Où est passé le temps ? Février est terminé et nous avons déjà vu plusieurs vulnérabilités et piratages majeurs cette année ! Alors que nous nous dirigeons vers une nouvelle année chargée pour la cybersécurité, il est important de prendre du recul et d’examiner comment nous sommes arrivés ici.

Depuis près de quatre décennies, les cybercriminels exploitent les technologies les plus récentes et les plus innovantes pour le plaisir, le profit et le pouvoir. En ce moment, le mot « hacker » a pris de nombreuses significations. Au début, il se référait à de jeunes technophiles espiègles cherchant à se bâtir une réputation sur Internet, mais il est devenu depuis un titre mondial pour les pirates de données, les «entrepreneurs» en ligne malveillants et les agents géopolitiques. Les menaces et les tactiques utilisées par les pirates ont également évolué, allant des escroqueries à petite échelle aux vers dangereux et aux piratages de la Terre.
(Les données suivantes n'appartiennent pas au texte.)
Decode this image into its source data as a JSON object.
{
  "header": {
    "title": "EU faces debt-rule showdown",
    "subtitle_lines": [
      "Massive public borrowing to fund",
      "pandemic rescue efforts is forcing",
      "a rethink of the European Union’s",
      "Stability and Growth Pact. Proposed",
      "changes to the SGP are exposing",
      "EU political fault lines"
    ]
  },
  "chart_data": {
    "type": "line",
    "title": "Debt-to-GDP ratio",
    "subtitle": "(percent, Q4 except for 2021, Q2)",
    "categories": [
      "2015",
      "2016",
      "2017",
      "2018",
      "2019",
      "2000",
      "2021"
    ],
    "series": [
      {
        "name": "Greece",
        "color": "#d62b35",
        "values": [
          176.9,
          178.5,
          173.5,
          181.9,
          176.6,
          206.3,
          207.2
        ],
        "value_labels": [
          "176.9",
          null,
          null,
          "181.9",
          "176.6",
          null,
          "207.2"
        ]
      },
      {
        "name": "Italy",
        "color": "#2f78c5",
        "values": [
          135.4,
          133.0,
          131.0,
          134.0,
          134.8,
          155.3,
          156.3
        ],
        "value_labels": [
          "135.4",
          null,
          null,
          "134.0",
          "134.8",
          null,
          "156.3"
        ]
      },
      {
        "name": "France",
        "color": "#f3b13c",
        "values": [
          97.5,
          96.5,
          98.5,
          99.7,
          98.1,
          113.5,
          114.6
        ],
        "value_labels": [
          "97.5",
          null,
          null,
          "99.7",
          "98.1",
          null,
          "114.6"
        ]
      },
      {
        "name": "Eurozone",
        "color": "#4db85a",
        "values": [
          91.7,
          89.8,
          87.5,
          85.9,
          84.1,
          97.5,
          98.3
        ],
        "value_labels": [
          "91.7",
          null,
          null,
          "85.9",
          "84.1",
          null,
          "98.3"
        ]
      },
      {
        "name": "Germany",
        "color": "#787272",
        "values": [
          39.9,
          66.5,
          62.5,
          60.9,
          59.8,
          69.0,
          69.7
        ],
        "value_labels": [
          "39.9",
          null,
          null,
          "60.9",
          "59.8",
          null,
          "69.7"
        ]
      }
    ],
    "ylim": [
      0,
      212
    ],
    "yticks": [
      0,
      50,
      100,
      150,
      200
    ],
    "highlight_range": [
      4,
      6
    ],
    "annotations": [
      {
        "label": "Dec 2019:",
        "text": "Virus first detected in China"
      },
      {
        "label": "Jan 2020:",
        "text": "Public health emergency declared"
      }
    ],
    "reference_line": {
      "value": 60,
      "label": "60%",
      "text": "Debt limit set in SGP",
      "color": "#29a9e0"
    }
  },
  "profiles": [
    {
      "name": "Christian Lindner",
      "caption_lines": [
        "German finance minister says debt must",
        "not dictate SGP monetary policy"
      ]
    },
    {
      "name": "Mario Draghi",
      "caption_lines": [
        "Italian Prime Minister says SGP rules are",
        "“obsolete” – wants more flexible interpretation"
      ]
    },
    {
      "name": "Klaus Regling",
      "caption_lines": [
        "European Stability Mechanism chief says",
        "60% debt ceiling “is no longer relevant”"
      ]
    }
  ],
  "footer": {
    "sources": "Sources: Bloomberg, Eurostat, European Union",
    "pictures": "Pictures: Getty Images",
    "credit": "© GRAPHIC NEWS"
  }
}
En conséquence, l’industrie de la sécurité a joué un rôle de «cyber chat et souris» pendant près d’un demi-siècle, cherchant à faire évoluer la technologie de sécurité pour contrer l’évolution constante des logiciels malveillants et des techniques utilisées par les acteurs sophistiqués.

Jetons un regard en arrière sur les quatre dernières décennies pour évaluer les hacks les plus notoires dans chaque ère.

L’ère des chevaux de Troie (1980)

La musique de Synthwave n’était pas la seule chose à sortir des années 1980. Alors que les «phreaks téléphoniques» étaient occupés à essayer de faire des appels interurbains gratuits, le biologiste Joseph Popp était occupé à forger ce qui allait devenir la première attaque généralisée de ransomware.

Le Trojan SIDA était un simple hack qui a ouvert la voie aux rançongiciels modernes. Dr. Popp a livré son cheval de Troie en utilisant une disquette de 5,25 pouces, étiquetée comme une disquette d’information sur le sida, avec un utilisateur du CLUF avertissant que le défaut de payer des frais de licence à PC Cyborg Corporation aurait des effets négatifs, il a distribué 20 000 copies de ses disques contre le SIDA aux participants à une conférence de l’Organisation mondiale de la santé sur le sida.

Une fois que le cheval de Troie SIDA a infecté l’ordinateur d’une victime, il commencerait à compter le nombre de fois où l’ordinateur a été redémarré. Une fois que le compte de démarrage a atteint 90, le cheval de Troie SIDA a chiffré les noms de fichiers pour tous les fichiers sur le lecteur C: du système, rendant l’ordinateur inutilisable. Le cheval de Troie a alors présenté une note de rançon qui ordonnait à la victime de payer 189 $ par la poste à la boîte postale de PC Cyborg Corporation au Panama pour «renouveler leur permis».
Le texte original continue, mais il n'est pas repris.